The Decorator Pattern attaches additional responsibilities to an object dynamically. Decorators provide a flexible alternative to subclassing for extending functionality.  

Design Principle: (Open-Close Principle)

Classes should be open for extension but closed for modification.

4. Factory Method

The Factory Method Pattern defines an interface for creating an object, but lets subclasses decide which class to instantiate. Factory Method lets a class defer instantiation to subclasses.  

Design Principle (Dependency Inversion Principle):

Depend upon abstractions. Do not depend upon concrete classes.

5.  Abstract Factory

The Abstract Factory Pattern provides an interface for creating families of related or dependent objects without specifying their concrete classes.

6.  Singleton

The Singleton Pattern ensures a class has only one instance, and provides a global point of access to it.

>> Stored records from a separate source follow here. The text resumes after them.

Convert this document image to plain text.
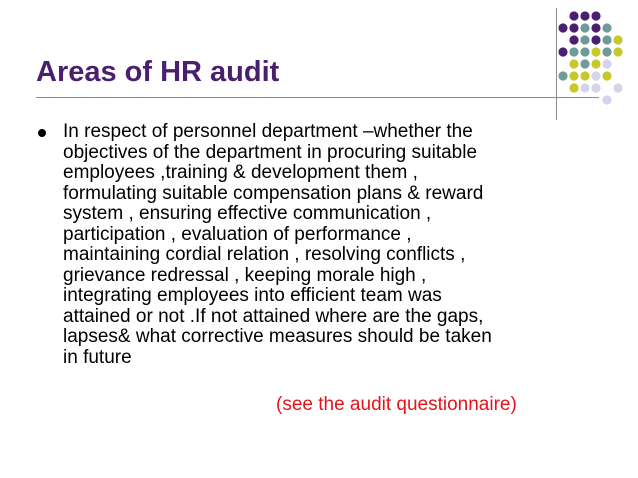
Areas of HR audit

In respect of personnel department –whether the
objectives of the department in procuring suitable
employees ,training & development them ,
formulating suitable compensation plans & reward
system , ensuring effective communication ,
participation , evaluation of performance ,
maintaining cordial relation , resolving conflicts ,
grievance redressal , keeping morale high ,
integrating employees into efficient team was
attained or not .If not attained where are the gaps,
lapses& what corrective measures should be taken
in future

(see the audit questionnaire)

Dealing with multithreading

1) Do nothing if the performance of getInstance() isn’t critical to your application, just add synchronized for the getInstance() method

2) Move to an eagerly created instance rather than a lazily created one

public class Singleton {private static Singleton uniqueInstance = new Singleton();private Singleton() {}public static Singleton getInstance() {return uniqueInstance;}}

3) Use 'double-checked locking' to reduce the use of synchronization in getInstance()  NOTE: this doesn't work for JDK 1.4 
public class Singleton {private volatile static Singleton uniqueInstance;private Singleton() {}public static Singleton getInstance() {if (uniqueInstance == null) {synchronized (Singleton.class) {if (uniqueInstance == null) {uniqueInstance = new Singleton();}}}return uniqueInstance;}}


7. Command

The Command Pattern encapsulates a request as an object, thereby letting you parameterize other objects with different requests, queue or log requests, and support undoable operations.

8. Adapter

The Adapter Pattern converts the interface of a class into another interface the clients expect. Adapter lets classes work together that couldn’t otherwise because of incompatible interfaces.

9. Facade

The Facade Pattern provides a unified interface to a set of interfaces in a subsytem. Facade defines a higherlevel interface that makes the subsystem easier to use.  
Design Principle (Least Knowledge):

Principle of Least Knowledge - talk only to your immediate friends.


10.  template method

The Template Method Pattern defines the skeleton of an algorithm in a method, deferring some steps to subclasses. Template Method lets subclasses redefine certain steps of an algorithm without changing the algorithm’s structure.  

Design Principle:

The Hollywood Principle - Don't call us, we'll call you.

example: Java Swing with Frame, Applet, and other frameworks.


11. Iterator

The Iterator Pattern provides a way to access the elements of an aggregate object sequentially without exposing its underlying representation.

Design Principle: (Single Responsibility)

A class should have only one reason to change.

12. Composite

The Composite Pattern allows you to compose objects into tree structures to represent part-whole hierarchies. Composite lets clients treat individual objects and compositions of objects uniformly.

13. State

The State Pattern allows an object to alter its behavior when its internal state changes. The object will appear to change its class.

example: 状态机

14. Proxy

The Proxy Pattern provides a surrogate or placeholder for another object to control access to it.

Example: Java RMI/Corba the stub is the local proxy of remote object, Java's InvocationHandler for dynamic proxy. 

15.  Compound

A compound pattern combines two or more patterns into a solution that solves a recurring or general problem.